Home Attualita “Diciamo basta agli sprechi produttivi”

“Diciamo basta agli sprechi produttivi”

La crescita del Prodotto Interno Lordo nazionale (PIL) non rispecchia una crescita del benessere effettivo della popolazione. Al contrario, l’aumento della produzione di merci può anche portare al deterioramento delle condizioni della vita delle persone nonché dell’ambiente circostante. È il concetto chiave del Movimento per la Decrescita Felice, nato in Italia nei primi anni 2000.

La storia del Movimento. Nel 2007 si concretizza formalmente in un’associazione fondata dal professor Maurizio Pallante, laureato in Lettere, che per anni ha insegnato e svolto attività di ricerca sui temi dell’impiego della tecnologia nel rispetto dell’ambiente e del risparmio energetico. Il Movimento trae ispirazione dalle idee dell’economista francese Serge Lautouche e dal concetto di decrescita del fondatore della bioeconomia Nicolas Georgescu-Roegen e parte dal presupposto che spesso la crescita del Prodotto Interno Lordo nazionale (PIL) non rispecchi di fatto una crescita del benessere effettivo della popolazione. Da qui nasce l’attenzione del Movimento verso la promozione sociale di uno stile di vita volto alla riduzione degli sprechi, sensibile alle regole di salvaguardia dell’ecologia e del risparmio di energia.

L’incontro. Proprio di questi temi si è parlato al teatro “Il Lavatoio” di Santarcangelo, alla presenza di Pallante.

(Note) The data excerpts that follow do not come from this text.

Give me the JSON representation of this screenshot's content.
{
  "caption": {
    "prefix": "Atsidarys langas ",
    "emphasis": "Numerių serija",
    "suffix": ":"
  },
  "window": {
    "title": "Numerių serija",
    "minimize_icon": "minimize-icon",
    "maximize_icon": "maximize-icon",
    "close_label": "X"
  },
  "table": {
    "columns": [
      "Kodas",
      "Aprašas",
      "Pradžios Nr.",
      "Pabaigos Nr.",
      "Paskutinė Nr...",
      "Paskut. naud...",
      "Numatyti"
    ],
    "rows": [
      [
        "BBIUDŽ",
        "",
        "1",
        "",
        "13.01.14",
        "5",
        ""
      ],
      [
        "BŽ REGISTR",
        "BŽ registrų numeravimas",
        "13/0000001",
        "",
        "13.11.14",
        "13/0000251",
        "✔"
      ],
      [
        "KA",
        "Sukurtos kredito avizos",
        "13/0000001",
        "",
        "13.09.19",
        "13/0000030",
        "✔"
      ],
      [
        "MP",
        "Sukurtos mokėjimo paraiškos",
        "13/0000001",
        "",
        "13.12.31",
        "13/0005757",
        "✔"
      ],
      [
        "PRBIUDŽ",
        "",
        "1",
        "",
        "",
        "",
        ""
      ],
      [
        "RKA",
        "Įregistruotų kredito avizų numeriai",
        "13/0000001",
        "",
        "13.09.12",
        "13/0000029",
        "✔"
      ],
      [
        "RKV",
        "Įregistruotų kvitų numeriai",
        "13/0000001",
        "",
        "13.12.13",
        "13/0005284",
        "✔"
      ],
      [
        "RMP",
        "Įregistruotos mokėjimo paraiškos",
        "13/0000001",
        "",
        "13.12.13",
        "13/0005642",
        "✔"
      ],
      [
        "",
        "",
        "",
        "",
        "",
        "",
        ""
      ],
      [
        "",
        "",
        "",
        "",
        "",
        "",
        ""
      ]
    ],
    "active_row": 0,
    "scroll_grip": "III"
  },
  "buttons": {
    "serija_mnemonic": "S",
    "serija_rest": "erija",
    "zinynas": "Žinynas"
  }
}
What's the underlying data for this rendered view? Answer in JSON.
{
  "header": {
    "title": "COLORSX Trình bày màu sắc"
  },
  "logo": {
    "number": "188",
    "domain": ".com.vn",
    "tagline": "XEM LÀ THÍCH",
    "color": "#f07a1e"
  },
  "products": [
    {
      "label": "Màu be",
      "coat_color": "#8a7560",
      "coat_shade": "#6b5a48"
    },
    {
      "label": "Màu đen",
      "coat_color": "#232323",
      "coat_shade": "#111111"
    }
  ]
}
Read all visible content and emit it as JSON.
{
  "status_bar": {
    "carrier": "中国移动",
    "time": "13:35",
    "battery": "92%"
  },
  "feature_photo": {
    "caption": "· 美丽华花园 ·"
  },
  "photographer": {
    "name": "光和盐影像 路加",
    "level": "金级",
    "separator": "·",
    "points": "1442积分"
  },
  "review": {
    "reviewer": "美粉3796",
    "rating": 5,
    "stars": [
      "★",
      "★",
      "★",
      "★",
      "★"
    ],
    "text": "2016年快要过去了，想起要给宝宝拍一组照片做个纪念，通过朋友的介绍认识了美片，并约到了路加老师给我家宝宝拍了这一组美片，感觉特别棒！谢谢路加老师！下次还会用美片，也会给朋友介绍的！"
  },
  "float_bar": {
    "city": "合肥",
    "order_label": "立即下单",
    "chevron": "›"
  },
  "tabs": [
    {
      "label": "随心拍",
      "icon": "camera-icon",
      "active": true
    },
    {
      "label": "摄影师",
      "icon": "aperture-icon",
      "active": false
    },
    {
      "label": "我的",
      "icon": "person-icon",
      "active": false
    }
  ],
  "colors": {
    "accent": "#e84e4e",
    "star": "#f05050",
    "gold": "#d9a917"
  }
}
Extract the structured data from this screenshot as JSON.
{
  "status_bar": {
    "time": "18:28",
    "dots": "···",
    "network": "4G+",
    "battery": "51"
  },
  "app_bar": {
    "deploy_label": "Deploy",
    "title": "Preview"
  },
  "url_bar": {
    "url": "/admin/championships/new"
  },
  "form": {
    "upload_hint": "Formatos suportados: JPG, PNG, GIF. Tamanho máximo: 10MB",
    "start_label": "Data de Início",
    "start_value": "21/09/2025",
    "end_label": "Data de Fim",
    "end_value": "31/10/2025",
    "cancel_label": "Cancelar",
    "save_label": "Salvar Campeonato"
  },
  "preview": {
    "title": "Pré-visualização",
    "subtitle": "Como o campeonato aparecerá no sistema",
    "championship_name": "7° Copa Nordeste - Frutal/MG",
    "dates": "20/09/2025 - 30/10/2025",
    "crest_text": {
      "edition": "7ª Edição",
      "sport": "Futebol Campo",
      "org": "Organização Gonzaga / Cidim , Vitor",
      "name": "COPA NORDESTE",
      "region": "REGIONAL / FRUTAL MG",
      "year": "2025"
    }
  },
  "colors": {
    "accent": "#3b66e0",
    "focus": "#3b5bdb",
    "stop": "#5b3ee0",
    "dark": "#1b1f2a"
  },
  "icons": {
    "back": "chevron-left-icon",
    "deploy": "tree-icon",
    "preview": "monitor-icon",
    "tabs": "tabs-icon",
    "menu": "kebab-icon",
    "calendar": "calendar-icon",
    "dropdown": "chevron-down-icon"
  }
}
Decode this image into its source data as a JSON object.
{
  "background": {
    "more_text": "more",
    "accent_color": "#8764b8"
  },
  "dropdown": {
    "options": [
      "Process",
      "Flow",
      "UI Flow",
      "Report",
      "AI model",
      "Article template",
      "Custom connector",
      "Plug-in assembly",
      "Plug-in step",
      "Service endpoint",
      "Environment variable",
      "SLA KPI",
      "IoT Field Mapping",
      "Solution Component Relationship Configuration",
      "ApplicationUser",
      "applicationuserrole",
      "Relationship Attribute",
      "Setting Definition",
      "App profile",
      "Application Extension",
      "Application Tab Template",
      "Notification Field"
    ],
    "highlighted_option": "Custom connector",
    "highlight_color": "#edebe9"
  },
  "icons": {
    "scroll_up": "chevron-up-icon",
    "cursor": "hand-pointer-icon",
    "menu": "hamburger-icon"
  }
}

Professore, l’obiettivo del Movimento è quello di smontare un assioma portante dell’economia globale: quello che alla crescita della produzione coincida una crescita del benessere.
“Il Prodotto Interno Lordo misura la crescita delle merci, non la crescita dei beni effettivi. Questo processo di crescita ha preso piede in Italia verso la metà del secolo scorso, durante gli anni del boom economico. L’accento è posto sulle pesanti conseguenze che l’aumento della produzione di merci ha sull’ambiente naturale. In Italia vi è un consumo sconsiderato di risorse non rinnovabili. La nostra nazione è solo una piccola pedina interna ad una strategia economica globale che ha le sue radici nel XIX secolo e vede nella crescita produttiva il suo obiettivo. Il perdurare di questa tradizione sarebbe la principale causa dell’attuale crisi economica”.

Alla luce dell’attuale situazione, quali risultati pensate di raggiungere?
“Il desiderio del Movimento per la Decrescita Felice è quello di riuscire a sfondare l’indifferenza di massa, dimostrando come solo una decisiva inversione di rotta possa arginare la crisi e portare un aumento dell’occupazione. Per decrescita si intende una diminuzione selettiva, coscienziosa del Pil: un criterio volto a diminuire gli sprechi, cioè quella parte di merce prodotta che in realtà contrasta il benessere. Questo si scontra con la politica economica attuata dalle grandi industrie multinazionali, i pilastri del sistema globale, che sull’aumento vertiginoso della produzione fondano la propria grandezza”.

Che legami ha il Movimento con la realtà politica nazionale? Ci sono partiti in linea con la vostra idea?
“Bisogna ammettere che il Movimento fatica a trovare legami coi principali partiti che dominano lo scenario politico italiano poiché essi appoggiano, nei loro programmi, le tradizionali linee politiche che hanno come obiettivo la crescita economica”.

Quali, invece, possono essere i potenziali interlocutori del Movimento di Decrescita Felice?
“Le piccole e medie imprese del nostro territorio (oggi schiacciate dalle multinazionali). Possiamo citare come destinatario del nostro messaggio anche il fitto tessuto di realtà che popolano il mondo del no profit e l’associazionismo cattolico. Decisivo peso e rilievo assumono poi le singole scelte quotidiane attuate da ogni cittadino, il fatto che seguano un criterio etico di salvaguardia dell’ambiente e contrasto agli sprechi. Queste realtà sociali, muovendosi in armonia con i principi di Decrescita Felice, hanno il potere di ribaltare l’attuale stato di crisi e di fare ripartire il lavoro. L’auspicio è quello di giungere ad una rilocalizzazione della produzione, in opposizione all’attuale globalizzazione”.